All this is heady stuff for a filly by a US$6,500 stallion and out of a dam that sold for US$4,500 with her Grade 1-winning daughter in utero. Bred by Harris Farm, Ceiling Crusher is by Mr. Big, who currently stands for US$7,500 but commanded US$1,000 less when Ceiling Crusher was conceived. A handsome, powerful son of Dynaformer out of Grade 2-placed stakes winner Fashion Delight (by Fappiano out of 1984 Frizette Stakes, USA-G1, winner Charleston Rag), Mr. Big commanded US$220,000 as a weanling at the 2003 Keeneland November sale but never came close to winning himself out as a racehorse, ending his career with two wins and a third from nine starts. His record suggests a horse compromised by significant physical or mental issues—or both—for he did not even get to the races until he was a 4-year-old and never made more than four starts during a season; yet in both his wins, he put up Equibase speed figures of 106, suggesting stakes-level talent.
Since entering stud in 2010, Mr. Big has sired 12 stakes winners from 213 named foals of racing age, including 27 2-year-olds of 2023. Even without taking Ceiling Crusher into consideration, he has done pretty well given what he has had to work with.

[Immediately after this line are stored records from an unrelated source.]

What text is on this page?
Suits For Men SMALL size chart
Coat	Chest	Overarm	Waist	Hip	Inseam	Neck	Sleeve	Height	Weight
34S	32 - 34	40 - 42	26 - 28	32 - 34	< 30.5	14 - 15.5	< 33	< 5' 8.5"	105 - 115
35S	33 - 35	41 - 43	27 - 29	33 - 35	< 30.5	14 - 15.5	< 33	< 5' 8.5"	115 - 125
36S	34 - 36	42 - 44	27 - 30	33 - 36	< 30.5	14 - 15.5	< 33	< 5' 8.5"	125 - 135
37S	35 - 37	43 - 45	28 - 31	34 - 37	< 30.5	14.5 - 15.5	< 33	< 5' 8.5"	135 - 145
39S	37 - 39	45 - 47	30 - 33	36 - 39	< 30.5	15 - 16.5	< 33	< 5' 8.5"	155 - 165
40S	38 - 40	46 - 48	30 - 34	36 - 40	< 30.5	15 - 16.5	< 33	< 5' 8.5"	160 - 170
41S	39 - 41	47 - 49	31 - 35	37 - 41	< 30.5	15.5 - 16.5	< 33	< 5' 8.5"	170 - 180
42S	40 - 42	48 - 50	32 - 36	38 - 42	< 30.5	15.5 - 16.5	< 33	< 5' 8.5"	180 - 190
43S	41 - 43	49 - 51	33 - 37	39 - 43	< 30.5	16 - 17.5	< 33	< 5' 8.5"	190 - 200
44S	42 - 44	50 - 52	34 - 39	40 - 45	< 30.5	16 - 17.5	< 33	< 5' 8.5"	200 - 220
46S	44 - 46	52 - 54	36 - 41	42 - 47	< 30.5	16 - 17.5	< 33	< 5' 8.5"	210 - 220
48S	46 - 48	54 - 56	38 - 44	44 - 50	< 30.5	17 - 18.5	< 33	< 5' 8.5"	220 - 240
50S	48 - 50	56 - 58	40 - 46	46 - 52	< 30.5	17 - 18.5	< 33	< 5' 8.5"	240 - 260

The filly is his first Grade 1 winner, and he is also the sire of Grade 1-placed Grade 3 winner Big Score.
Ceiling Crusher is the third named foal out of the Indian Charlie mare Palisadesprincess, previously the dam of the 2018 Constitution mare Namibia (twice stakes-placed in Mexico) and the 2019 Mr. Big filly Cashing Big Checks, winner of rhe 2021 Blue Hen Stakes (a non-blacktype race at Delaware Park). The mare has since produced unraced Majestic Palisades, an unraced son of Majestic Harbor; a 2022 colt by Desert Code; and a 2023 filly by Smiling Tiger.

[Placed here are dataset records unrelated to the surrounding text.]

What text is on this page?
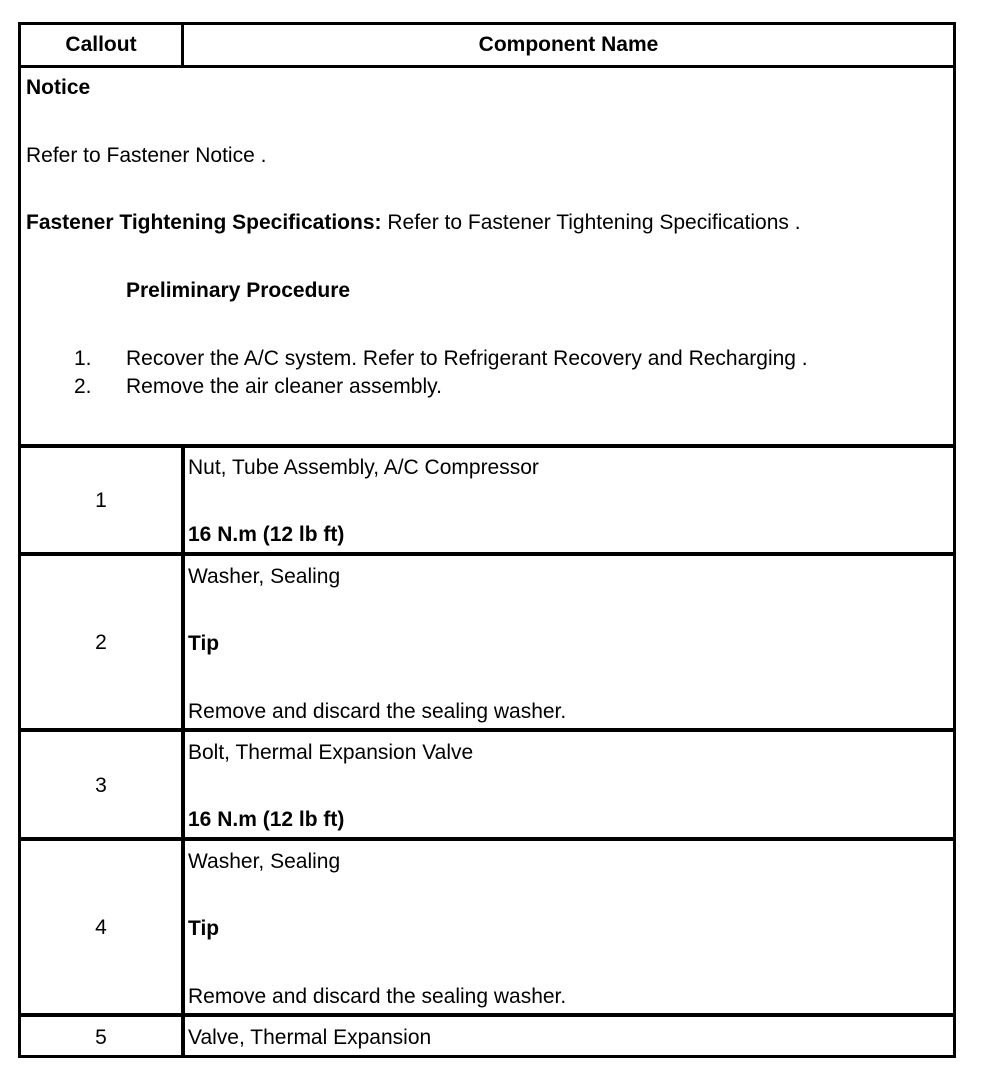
Callout	Component Name
Notice
Refer to Fastener Notice .
Fastener Tightening Specifications: Refer to Fastener Tightening Specifications .
Preliminary Procedure
1. Recover the A/C system. Refer to Refrigerant Recovery and Recharging .
2. Remove the air cleaner assembly.
1
Nut, Tube Assembly, A/C Compressor
16 N.m (12 lb ft)
2
Washer, Sealing
Tip
Remove and discard the sealing washer.
3
Bolt, Thermal Expansion Valve
16 N.m (12 lb ft)
4
Washer, Sealing
Tip
Remove and discard the sealing washer.
5	Valve, Thermal Expansion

A half sister to five other winners including 2017 Mother Goose Stakes (USA-G2) third Moana, Palisadesprincess won one of her two starts and finished second in the other. She is out of listed stakes-placed Dixietwostepper (by More Than Ready), one of seven winners produced from the winning Grindstone mare Dixiechickadee. She, in turn, was produced from the stakes-winning Dixieland Band mare For Dixie, also the dam of 2007 Acorn Stakes winner Cotton Blossom (by Broken Vow) and 2005 Perryville Stakes (USA-G3) winner Vicarage (by Vicar). This is a female line that has sporadically come up with some nice horses but has been far from top-class.

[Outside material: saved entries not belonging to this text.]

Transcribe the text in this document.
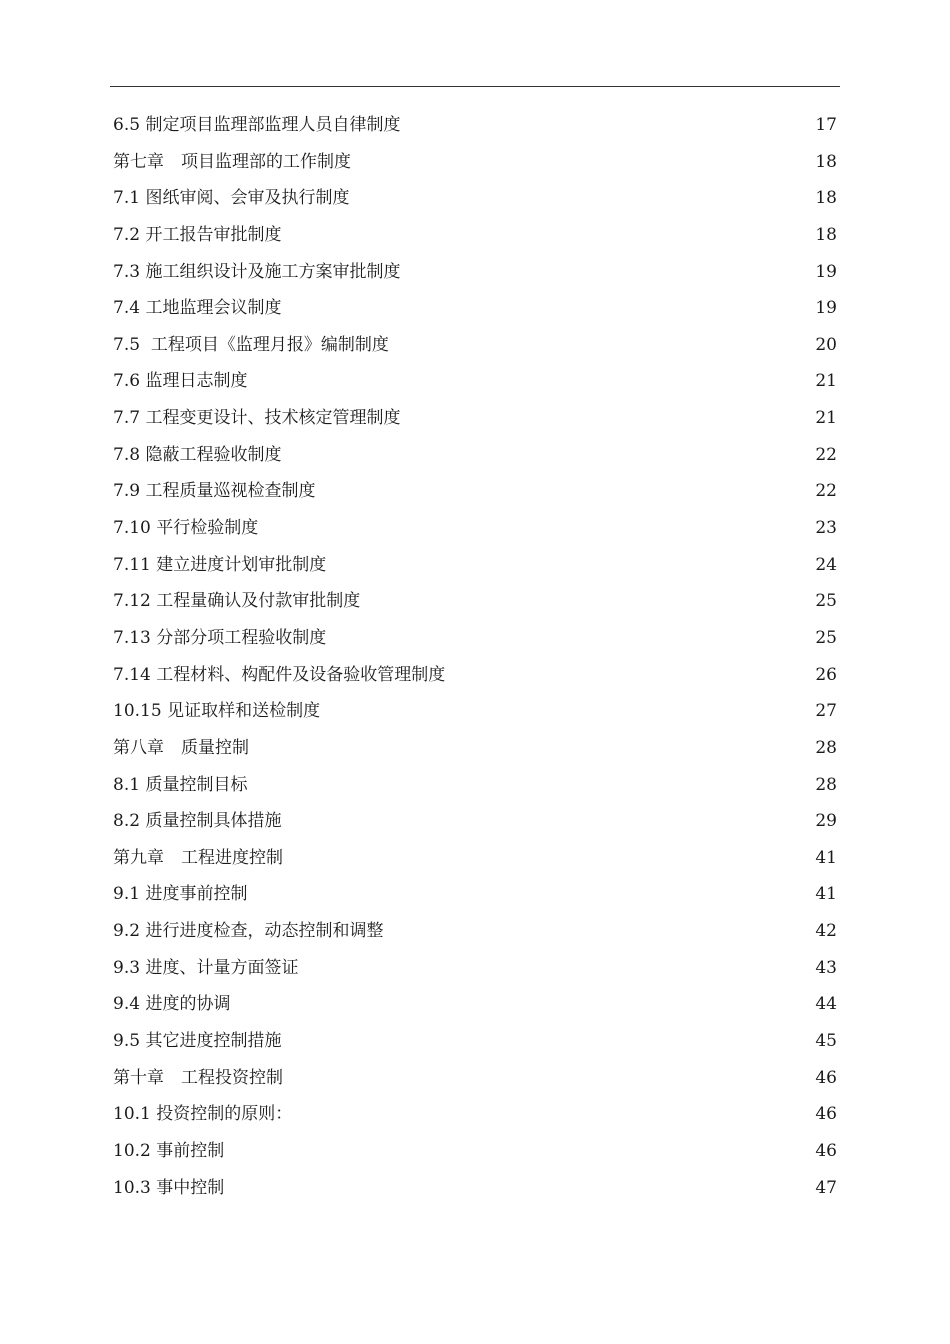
6.5 制定项目监理部监理人员自律制度	17
第七章　项目监理部的工作制度	18
7.1 图纸审阅、会审及执行制度	18
7.2 开工报告审批制度	18
7.3 施工组织设计及施工方案审批制度	19
7.4 工地监理会议制度	19
7.5  工程项目《监理月报》编制制度	20
7.6 监理日志制度	21
7.7 工程变更设计、技术核定管理制度	21
7.8 隐蔽工程验收制度	22
7.9 工程质量巡视检查制度	22
7.10 平行检验制度	23
7.11 建立进度计划审批制度	24
7.12 工程量确认及付款审批制度	25
7.13 分部分项工程验收制度	25
7.14 工程材料、构配件及设备验收管理制度	26
10.15 见证取样和送检制度	27
第八章　质量控制	28
8.1 质量控制目标	28
8.2 质量控制具体措施	29
第九章　工程进度控制	41
9.1 进度事前控制	41
9.2 进行进度检查，动态控制和调整	42
9.3 进度、计量方面签证	43
9.4 进度的协调	44
9.5 其它进度控制措施	45
第十章　工程投资控制	46
10.1 投资控制的原则：	46
10.2 事前控制	46
10.3 事中控制	47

Ceiling Crusher still has some work to do to catch up with Cal-bred legend California Chrome, who came from even humbler antecedents and accomplished far more. Still, trainer Doug O’Neill and owners Wonderland Racing Stables, Todd Cady, Tim Kasparoff, and Ty Letherman have accomplished all that they set out to do when they shipped their US$22,000 yearling purchase east from California, and they now have a pleasant dilemma on their hands: to go home and take advantage of what looks like easy money in lesser races, or to pony up the US$150,000 it would take to make Ceiling Crusher eligible for the Longines Breeders’ Cup Distaff (USA-G1) and a chance at the championship of the 3-year-old filly division. It may be a tough choice to make, but many people have spent a lot more money without ever getting anything that could require such a decision, let alone a filly who, to judge by this race, hasn’t found her ceiling yet.